Draait OPEC+ de kraan weer een beetje verder open?
Brentolie op kousenvoeten voorbij piek in 2019
In april gaf het clubje van de belangrijkste olie-exporterende landen (OPEC+) groen licht voor een verhoging van de olieproductie met telkens 350 000 vaten in mei en juni. Vanaf volgende maand komen er nog eens 450 000 vaten bij. In diezelfde periode schroeft Saudi-Arabië stelselmatig de vrijwillige productieknip van één miljoen vaten terug. In totaal zal OPEC+ dan meer dan twee miljoen vaten extra oppompen. De beslissing was toen een beetje verrassend, omdat vooral Europa in een verstrengde grip van het virus terecht kwam. Achteraf gezien was de beslissing toch de juiste. De wereldeconomie trok de afgelopen maanden stevig aan en de dorst naar olie is groot. Een vat ruwe Brentolie kostte rond $65 in april, maar flirtte gisteren even met $76.
Komende donderdag houdt de groep haar maandelijkse vergadering. Het gonst van de geruchten over een verdere afbouw van de productiebeperkingen vanaf augustus. De verwachtingen liggen rond de 500 000 bijkomende vaten per dag. De timing komt in elk geval opnieuw wat ongelukkig. De zogenaamde Deltavariant van het virus is aan een opmars bezig in Azië (waaronder China en Australië) maar ook in Europa (Verenigd Koninkrijk). Haar beslissing in april toont wel aan dat OPEC+ bereid is om door zo’n kortetermijn kink in de kabel te kijken. Gegeven de recente prijsstijgingen tot voorbij de piek in 2019 zou het bovendien niet zo onlogisch zijn om de rem op de productie te lossen. Het is niet in het voordeel van de OPEC+ om een hoge olieprijs het economisch herstel te laten ondermijnen. Daarnaast bleek haar grote concurrent, de Amerikaanse schalieolie-industrie, de laatste maanden een pak minder prijselastisch dan vroeger gedacht. Met andere woorden: duurdere “klassieke” olie vertaalt zich niet automatisch in een vlucht naar het goedkopere Amerikaanse alternatief.
De markt is voorzichtig. De combinatie van de opflakkering van het virus en geruchten over een productieverhoging duwde het zwarte goud gisteren alsnog in het defensief.
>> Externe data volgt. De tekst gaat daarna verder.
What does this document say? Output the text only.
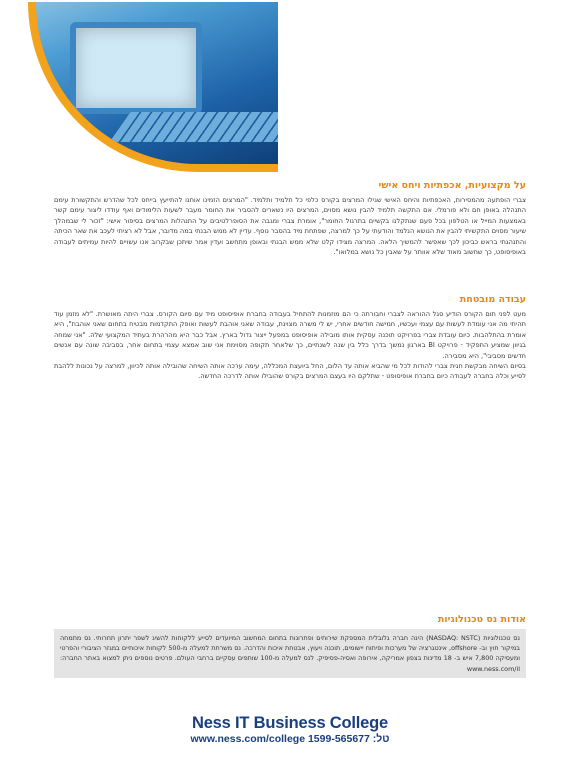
על מקצועיות, אכפתיות ויחס אישי

צברי הופתעה מהמסירות, האכפתיות והיחס האישי שגילו המרצים בקורס כלפי כל תלמיד ותלמיד. "המרצים הזמינו אותנו להתייעץ בייחס לכל שהדרש והתקשורת עימם התנהלה באופן חם ולא פורמלי. אם התקשה תלמיד להבין נושא מסוים, המרצים היו נשארים להסביר את החומר מעבר לשעות הלימודים ואף עודדו ליצור עימם קשר באמצעות המייל או הטלפון בכל פעם שנתקלנו בקשיים בתרגול החומר", אומרת צברי ומגבה את הסופרלטיבים על התנהלות המרצים בסיפור אישי: "זכור לי שבמהלך שיעור מסוים התקשיתי להבין את הנושא הנלמד והודעתי על כך למרצה, שפתחת מיד בהסבר נוסף. עדיין לא ממש הבנתי במה מדובר, אבל לא רציתי לעכב את שאר הכיתה והתנהגתי בראש כביכון לכך שאפשר להמשיך הלאה. המרצה מצידו קלט שלא ממש הבנתי ובאופן מתחשב ועדין אמר שיתכן שבקרוב אנו עשויים להיות עמיתים לעבודה באופיסופט, כך שחשוב מאוד שלא אוותר על שאבין כל נושא במלואו".

עבודה מובטחת

מעט לפני תום הקורס הודיע סגל ההוראה לצברי וחבורתה כי הם מוזמנות להתחיל בעבודה בחברת אופיסופט מיד עם סיום הקורס. צברי היתה מאושרת. "לא מזמן עוד תהיתי מה אני עומדת לעשות עם עצמי ועכשיו, חמישה חודשים אחרי, יש לי משרה מצוינת, עבודה שאני אוהבת לעשות ואופק התקדמות מבטיח בתחום שאני אוהבת", היא אומרת בהתלהבות. כיום עובדת צברי בפרויקט תוכנה עסקית אותו מובילה אופיסופט במפעל ייצור גדול בארץ. אבל כבר היא מהרהרת בעתיד המקצועי שלה. "אני שמחה בגיוון שמציע התפקיד - פרויקט BI בארגון נמשך בדרך כלל בין שנה לשנתיים, כך שלאחר תקופה מסוימת אני שוב אמצא עצמי בתחום אחר, בסביבה שונה עם אנשים חדשים מסביבי", היא מסבירה.

בסיום השיחה מבקשת חגית צברי להודות לכל מי שהביא אותה עד הלום, החל ביועצת המכללה, עימה ערכה אותה השיחה שהובילה אותה לכיוון, למרצה על נכונות ללהבת לסייע וכלה בחברה לעבודה כיום בחברת אופיסופט - שתלקם היו בעצם המרצים בקורס שהובילו אותה לדרכה החדשה.

אודות נס טכנולוגיות

נס טכנולוגיות (NASDAQ: NSTC) הינה חברה גלובלית המספקת שירותים ופתרונות בתחום המחשוב המיועדים לסייע ללקוחות להשיג לשפר יתרון תחרותי. נס מתמחה במיקור חוץ וב- offshore, אינטגרציה של מערכות ופיתוח יישומים, תוכנה ויעוץ, אבטחת איכות והדרכה. נס משרתת למעלה מ-500 לקוחות איכותיים במגזר הציבורי והפרטי ומעסיקה 7,800 איש ב- 18 מדינות בצפון אמריקה, אירופה ואסיה-פסיפיק. לנס למעלה מ-100 שותפים עסקיים ברחבי העולם. פרטים נוספים ניתן למצוא באתר החברה: www.ness.com/il

Ness IT Business College
www.ness.com/college 1599-565677 :טל
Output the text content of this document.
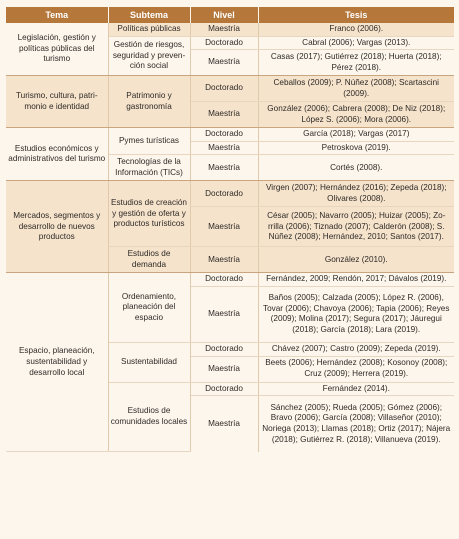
Tema	Subtema	Nivel	Tesis
Legislación, gestión y políticas públicas del turismo	Políticas públicas	Maestría	Franco (2006).
	Gestión de riesgos, seguridad y preven-ción social	Doctorado	Cabral (2006); Vargas (2013).
		Maestría	Casas (2017); Gutiérrez (2018); Huerta (2018); Pérez (2018).
Turismo, cultura, patri-monio e identidad	Patrimonio y gastronomía	Doctorado	Ceballos (2009); P. Núñez (2008); Scartascini (2009).
		Maestría	González (2006); Cabrera (2008); De Niz (2018); López S. (2006); Mora (2006).
Estudios económicos y administrativos del turismo	Pymes turísticas	Doctorado	García (2018); Vargas (2017)
		Maestría	Petroskova (2019).
	Tecnologías de la Información (TICs)	Maestría	Cortés (2008).
Mercados, segmentos y desarrollo de nuevos productos	Estudios de creación y gestión de oferta y productos turísticos	Doctorado	Virgen (2007); Hernández (2016); Zepeda (2018); Olivares (2008).
		Maestría	César (2005); Navarro (2005); Huizar (2005); Zo-rrilla (2006); Tiznado (2007); Calderón (2008); S. Núñez (2008); Hernández, 2010; Santos (2017).
	Estudios de demanda	Maestría	González (2010).
Espacio, planeación, sustentabilidad y desarrollo local	Ordenamiento, planeación del espacio	Doctorado	Fernández, 2009; Rendón, 2017; Dávalos (2019).
		Maestría	Baños (2005); Calzada (2005); López R. (2006), Tovar (2006); Chavoya (2006); Tapia (2006); Reyes (2009); Molina (2017); Segura (2017); Jáuregui (2018); García (2018); Lara (2019).
	Sustentabilidad	Doctorado	Chávez (2007); Castro (2009); Zepeda (2019).
		Maestría	Beets (2006); Hernández (2008); Kosonoy (2008); Cruz (2009); Herrera (2019).
	Estudios de comunidades locales	Doctorado	Fernández (2014).
		Maestría	Sánchez (2005); Rueda (2005); Gómez (2006); Bravo (2006); García (2008); Villaseñor (2010); Noriega (2013); Llamas (2018); Ortiz (2017); Nájera (2018); Gutiérrez R. (2018); Villanueva (2019).
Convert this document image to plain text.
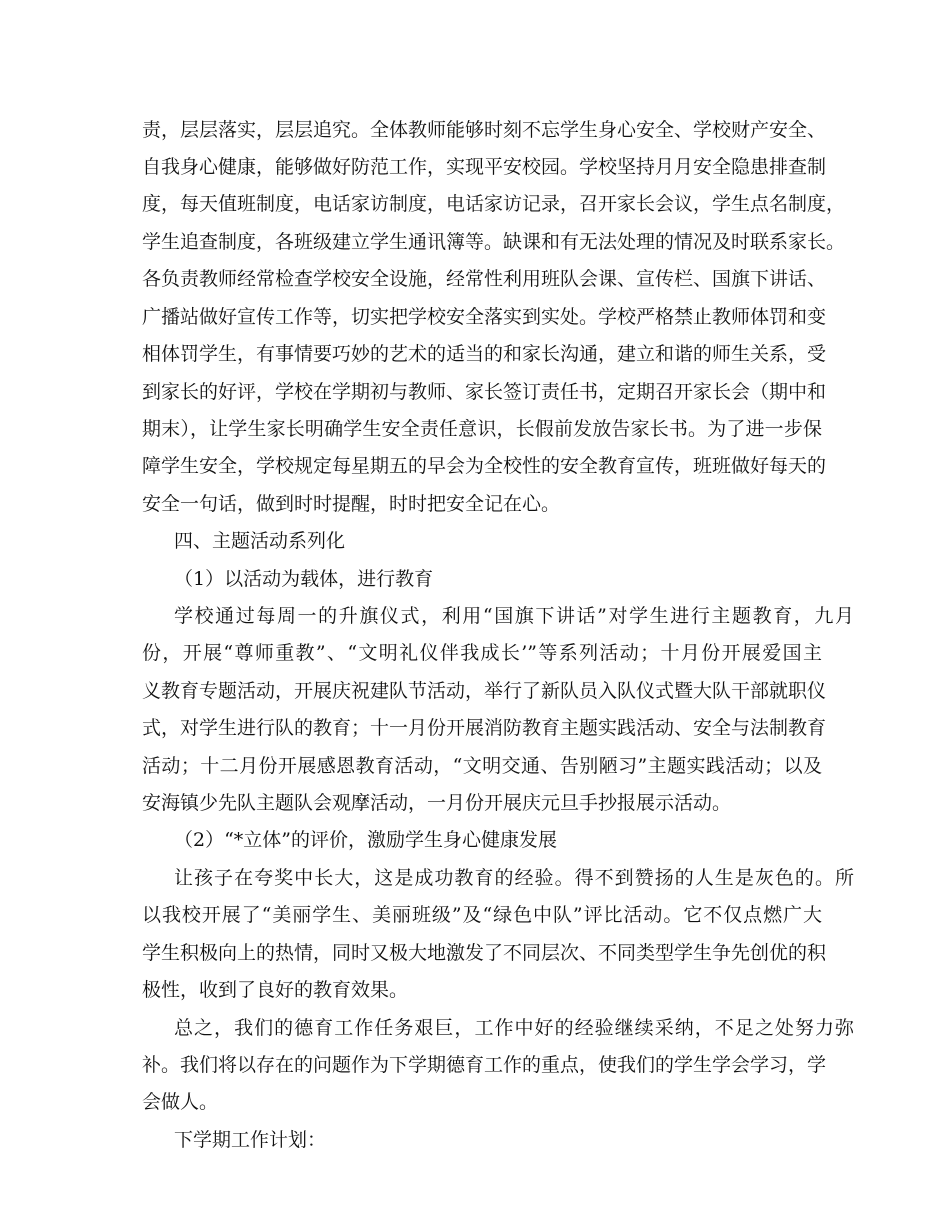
责，层层落实，层层追究。全体教师能够时刻不忘学生身心安全、学校财产安全、
自我身心健康，能够做好防范工作，实现平安校园。学校坚持月月安全隐患排查制
度，每天值班制度，电话家访制度，电话家访记录，召开家长会议，学生点名制度，
学生追查制度，各班级建立学生通讯簿等。缺课和有无法处理的情况及时联系家长。
各负责教师经常检查学校安全设施，经常性利用班队会课、宣传栏、国旗下讲话、
广播站做好宣传工作等，切实把学校安全落实到实处。学校严格禁止教师体罚和变
相体罚学生，有事情要巧妙的艺术的适当的和家长沟通，建立和谐的师生关系，受
到家长的好评，学校在学期初与教师、家长签订责任书，定期召开家长会（期中和
期末），让学生家长明确学生安全责任意识，长假前发放告家长书。为了进一步保
障学生安全，学校规定每星期五的早会为全校性的安全教育宣传，班班做好每天的
安全一句话，做到时时提醒，时时把安全记在心。
四、主题活动系列化
（1）以活动为载体，进行教育
学校通过每周一的升旗仪式，利用“国旗下讲话”对学生进行主题教育，九月
份，开展“尊师重教”、“文明礼仪伴我成长’”等系列活动；十月份开展爱国主
义教育专题活动，开展庆祝建队节活动，举行了新队员入队仪式暨大队干部就职仪
式，对学生进行队的教育；十一月份开展消防教育主题实践活动、安全与法制教育
活动；十二月份开展感恩教育活动，“文明交通、告别陋习”主题实践活动；以及
安海镇少先队主题队会观摩活动，一月份开展庆元旦手抄报展示活动。
（2）“*立体”的评价，激励学生身心健康发展
让孩子在夸奖中长大，这是成功教育的经验。得不到赞扬的人生是灰色的。所
以我校开展了“美丽学生、美丽班级”及“绿色中队”评比活动。它不仅点燃广大
学生积极向上的热情，同时又极大地激发了不同层次、不同类型学生争先创优的积
极性，收到了良好的教育效果。
总之，我们的德育工作任务艰巨，工作中好的经验继续采纳，不足之处努力弥
补。我们将以存在的问题作为下学期德育工作的重点，使我们的学生学会学习，学
会做人。
下学期工作计划：
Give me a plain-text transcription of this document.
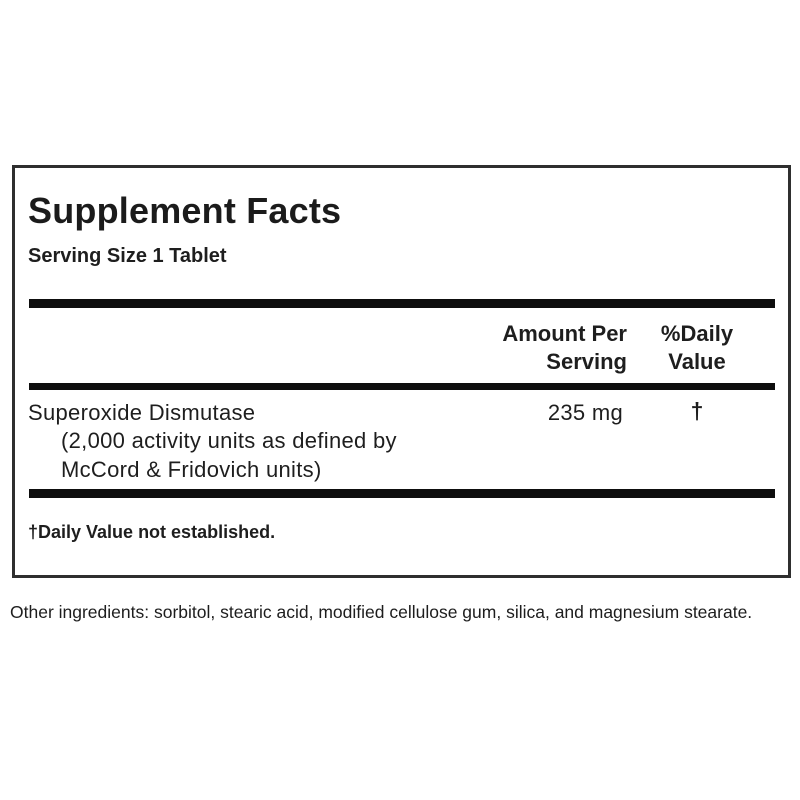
Supplement Facts
Serving Size 1 Tablet
Amount Per
Serving
%Daily
Value
Superoxide Dismutase
(2,000 activity units as defined by
McCord & Fridovich units)
235 mg	†
†Daily Value not established.
Other ingredients: sorbitol, stearic acid, modified cellulose gum, silica, and magnesium stearate.
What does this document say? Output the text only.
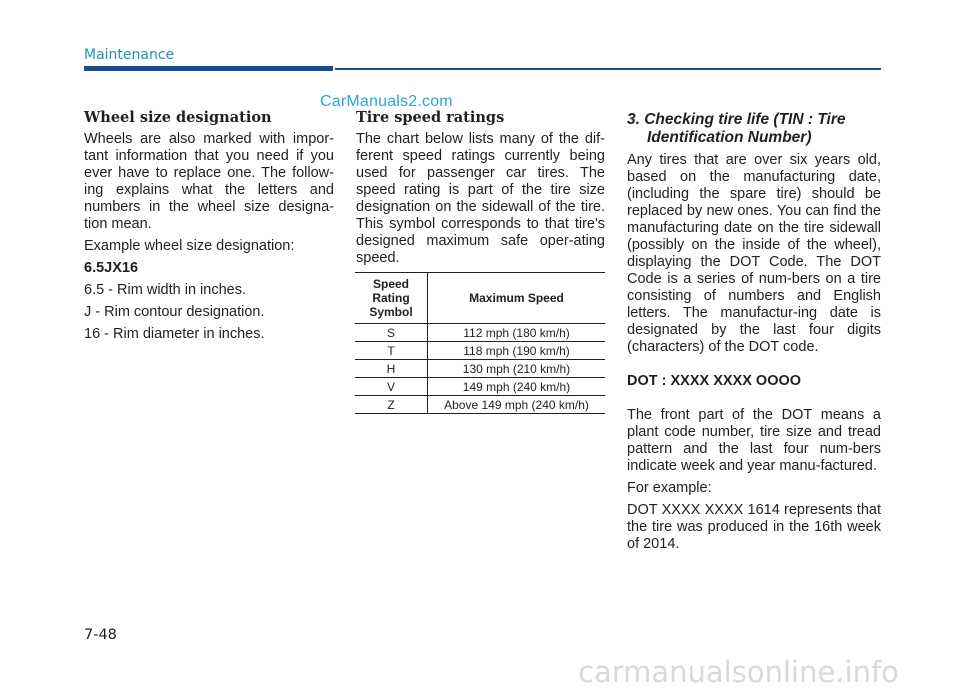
Maintenance
CarManuals2.com
Wheel size designation

Wheels are also marked with impor-tant information that you need if you ever have to replace one. The follow-ing explains what the letters and numbers in the wheel size designa-tion mean.

Example wheel size designation:

6.5JX16

6.5 - Rim width in inches.

J - Rim contour designation.

16 - Rim diameter in inches.

Tire speed ratings

The chart below lists many of the dif-ferent speed ratings currently being used for passenger car tires. The speed rating is part of the tire size designation on the sidewall of the tire. This symbol corresponds to that tire's designed maximum safe oper-ating speed.

Speed Rating Symbol	Maximum Speed
S	112 mph (180 km/h)
T	118 mph (190 km/h)
H	130 mph (210 km/h)
V	149 mph (240 km/h)
Z	Above 149 mph (240 km/h)
3. Checking tire life (TIN : Tire Identification Number)

Any tires that are over six years old, based on the manufacturing date, (including the spare tire) should be replaced by new ones. You can find the manufacturing date on the tire sidewall (possibly on the inside of the wheel), displaying the DOT Code. The DOT Code is a series of num-bers on a tire consisting of numbers and English letters. The manufactur-ing date is designated by the last four digits (characters) of the DOT code.

DOT : XXXX XXXX OOOO

The front part of the DOT means a plant code number, tire size and tread pattern and the last four num-bers indicate week and year manu-factured.

For example:

DOT XXXX XXXX 1614 represents that the tire was produced in the 16th week of 2014.

7-48
carmanualsonline.info
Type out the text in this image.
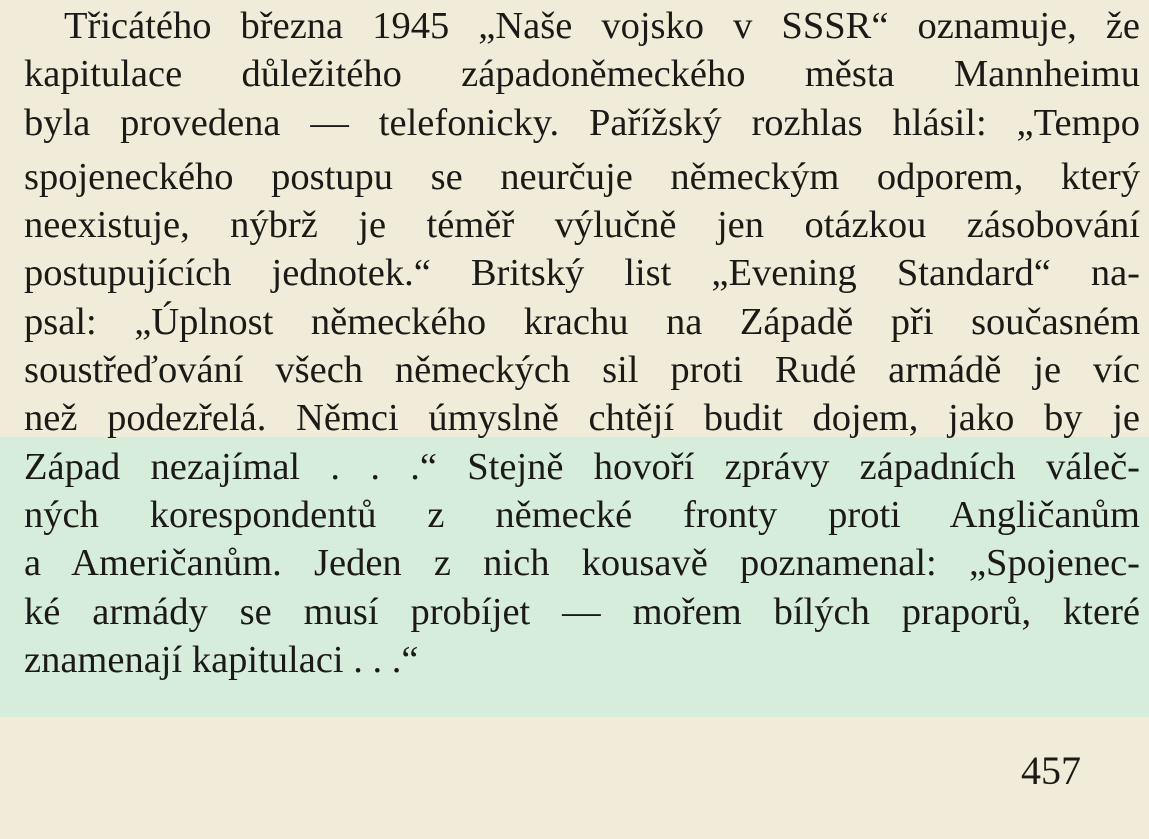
Třicátého března 1945 „Naše vojsko v SSSR“ oznamuje, že
kapitulace důležitého západoněmeckého města Mannheimu
byla provedena — telefonicky. Pařížský rozhlas hlásil: „Tempo
spojeneckého postupu se neurčuje německým odporem, který
neexistuje, nýbrž je téměř výlučně jen otázkou zásobování
postupujících jednotek.“ Britský list „Evening Standard“ na-
psal: „Úplnost německého krachu na Západě při současném
soustřeďování všech německých sil proti Rudé armádě je víc
než podezřelá. Němci úmyslně chtějí budit dojem, jako by je
Západ nezajímal . . .“ Stejně hovoří zprávy západních váleč-
ných korespondentů z německé fronty proti Angličanům
a Američanům. Jeden z nich kousavě poznamenal: „Spojenec-
ké armády se musí probíjet — mořem bílých praporů, které
znamenají kapitulaci . . .“
457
Een vat ruwe Brentolie viel terug van net geen $76/vat tot $74,68. Allicht speelden ook enkele technische overwegingen en algemene winstnemingen na de scherpe prijsremonte een rol. Dit kan op korte termijn misschien aanhouden, zeker in geval van een substantieel hoger dan verwachte productieopbouw van bv. 750 000 vaten. In het andere geval geldt $80 (weerstandszone uit 2018) als de eerstvolgende belangrijke referentie.